A exibição de um vídeo criado com inteligência artificial em que o ex-presidente Jair Bolsonaro (PL) declara apoio à candidatura do senador Flávio Bolsonaro (PL) à Presidência da República pode configurar propaganda eleitoral antecipada e uso irregular de deepfake, segundo especialistas em Direito Eleitoral ouvidos pela revista Consultor Jurídico (Conjur).
A peça foi apresentada durante a convenção nacional do PL, realizada no último sábado (25), em São Paulo. No vídeo, uma versão gerada por inteligência artificial de Bolsonaro afirma estar “preso e calado por uma decisão injusta e arbitrária” e pede que os eleitores apoiem o filho como seu sucessor. Ao final, diz que “o Brasil tem futuro e o futuro é Flávio Bolsonaro presidente”. O material continha um aviso informando que se tratava de uma simulação.
Após a divulgação, a Federação Brasil da Esperança, formada por PT, PCdoB e PV, protocolou representação no Tribunal Superior Eleitoral (TSE), alegando que o conteúdo caracteriza propaganda eleitoral antecipada, em desacordo com a Lei das Eleições (Lei nº 9.504/1997), além de violar as regras que disciplinam o uso de inteligência artificial nas campanhas.
Uso de deepfake
Segundo os especialistas consultados pela ConJur, o vídeo se enquadra no conceito de deepfake previsto na Resolução nº 23.610/2019 do TSE, que proíbe a utilização, em propaganda eleitoral, de conteúdos sintéticos que alterem ou reproduzam a imagem ou a voz de pessoas por meio de inteligência artificial para favorecer ou prejudicar candidaturas.
A professora e membro da Academia Brasileira de Direito Eleitoral e Político (Abradep), Clarissa Maia, afirmou que, embora o vídeo tenha sido exibido durante uma convenção partidária, seu conteúdo possui natureza claramente eleitoral.
Na avaliação da especialista, a vedação ao uso de deepfakes também alcança manifestações realizadas antes do início oficial da campanha.
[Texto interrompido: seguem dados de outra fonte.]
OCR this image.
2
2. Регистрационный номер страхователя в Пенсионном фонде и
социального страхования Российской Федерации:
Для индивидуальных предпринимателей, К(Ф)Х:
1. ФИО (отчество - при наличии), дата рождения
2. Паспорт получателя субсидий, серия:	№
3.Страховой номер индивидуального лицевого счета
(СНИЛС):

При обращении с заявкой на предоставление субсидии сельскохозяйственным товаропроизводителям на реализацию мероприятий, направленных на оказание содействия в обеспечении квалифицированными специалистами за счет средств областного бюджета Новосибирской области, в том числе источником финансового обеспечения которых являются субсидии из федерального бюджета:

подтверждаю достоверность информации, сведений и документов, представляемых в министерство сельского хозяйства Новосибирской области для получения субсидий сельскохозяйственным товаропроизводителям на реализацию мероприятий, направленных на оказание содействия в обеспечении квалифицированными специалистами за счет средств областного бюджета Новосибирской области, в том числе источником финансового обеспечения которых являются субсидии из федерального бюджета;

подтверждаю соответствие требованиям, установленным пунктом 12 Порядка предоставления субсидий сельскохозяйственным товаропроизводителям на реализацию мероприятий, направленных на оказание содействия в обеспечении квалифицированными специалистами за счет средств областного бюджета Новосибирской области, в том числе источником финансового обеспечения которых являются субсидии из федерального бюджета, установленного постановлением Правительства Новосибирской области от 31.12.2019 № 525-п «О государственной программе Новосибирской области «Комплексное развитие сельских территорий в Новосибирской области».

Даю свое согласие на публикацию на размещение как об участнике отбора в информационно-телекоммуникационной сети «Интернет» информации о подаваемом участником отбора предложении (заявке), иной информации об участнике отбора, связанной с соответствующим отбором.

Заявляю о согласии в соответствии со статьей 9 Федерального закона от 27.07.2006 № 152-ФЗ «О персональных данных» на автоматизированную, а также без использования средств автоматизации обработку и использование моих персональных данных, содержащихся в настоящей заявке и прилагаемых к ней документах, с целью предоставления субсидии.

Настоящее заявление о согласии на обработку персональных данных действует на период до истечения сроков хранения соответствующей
Ela destaca que a própria resolução prevê punição para propaganda antecipada quando houver pedido explícito ou implícito de voto por meio de instrumentos proibidos.
O advogado Israel Nonato compartilha do mesmo entendimento e afirma que a frase “o futuro é Flávio Bolsonaro presidente” evidencia a finalidade eleitoral da mensagem.
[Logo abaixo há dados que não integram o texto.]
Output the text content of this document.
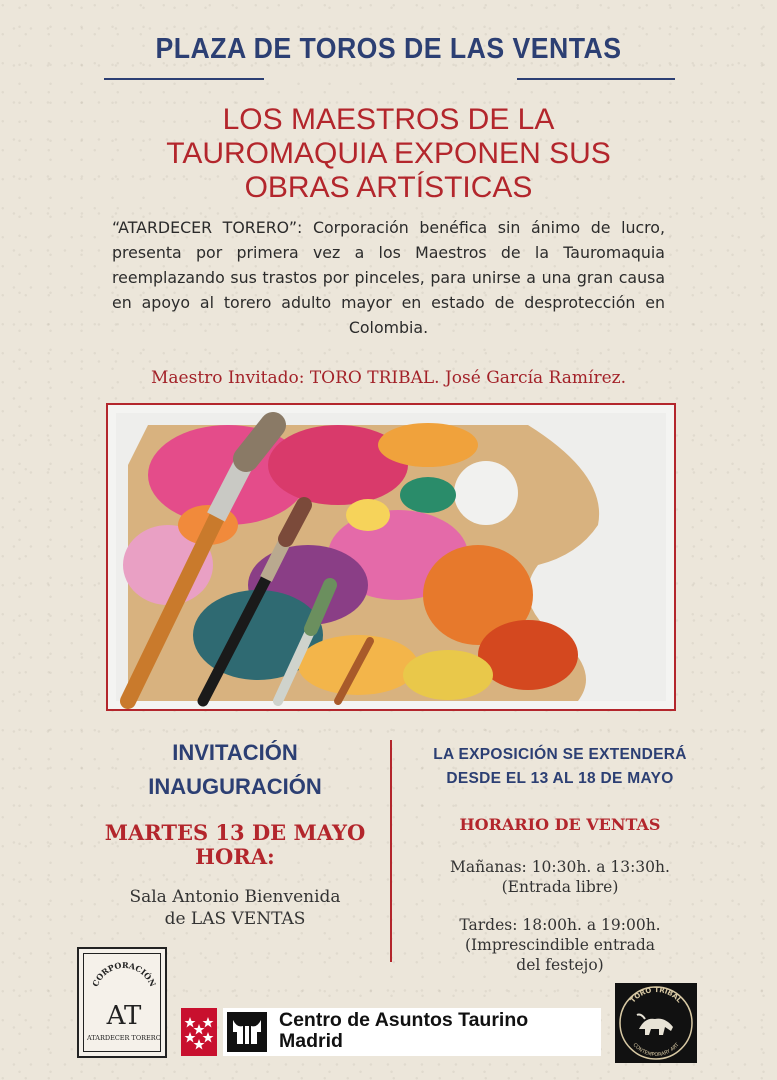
PLAZA DE TOROS DE LAS VENTAS
LOS MAESTROS DE LA
TAUROMAQUIA EXPONEN SUS
OBRAS ARTÍSTICAS
“ATARDECER TORERO”: Corporación benéfica sin ánimo de lucro, presenta por primera vez a los Maestros de la Tauromaquia reemplazando sus trastos por pinceles, para unirse a una gran causa en apoyo al torero adulto mayor en estado de desprotección en Colombia.
Maestro Invitado: TORO TRIBAL. José García Ramírez.
INVITACIÓN
INAUGURACIÓN
MARTES 13 DE MAYO
HORA:
Sala Antonio Bienvenida
de LAS VENTAS
LA EXPOSICIÓN SE EXTENDERÁ
DESDE EL 13 AL 18 DE MAYO
HORARIO DE VENTAS
Mañanas: 10:30h. a 13:30h.
(Entrada libre)
Tardes: 18:00h. a 19:00h.
(Imprescindible entrada
del festejo)
CORPORACIÓN
AT
ATARDECER TORERO
Centro de Asuntos Taurino
Madrid
TORO TRIBAL
CONTEMPORARY ART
Para ele, o aviso de que o vídeo era uma simulação apenas atende à obrigação de transparência prevista na legislação, mas não afasta a proibição do uso de deepfake em propaganda político-eleitoral.
Possíveis consequências
Os especialistas divergem quanto às sanções que poderiam ser aplicadas pela Justiça Eleitoral.
Clarissa Maia lembra que a resolução do TSE prevê que o uso de deepfake pode caracterizar abuso de poder político e uso indevido dos meios de comunicação, hipóteses que, em determinadas circunstâncias, podem resultar na cassação de registro ou de mandato, além de outras sanções previstas na legislação eleitoral.
Israel Nonato afirma que o caso também pode dar origem a uma Ação de Investigação Judicial Eleitoral (AIJE), com eventual impacto sobre o registro, o diploma ou a elegibilidade do candidato, desde que sejam comprovadas a gravidade dos fatos e a responsabilidade dos envolvidos.
Já o advogado Guilherme Barcelos entende que as medidas mais prováveis seriam a retirada do conteúdo do ar, a proibição de nova divulgação e a aplicação de multa por propaganda eleitoral irregular.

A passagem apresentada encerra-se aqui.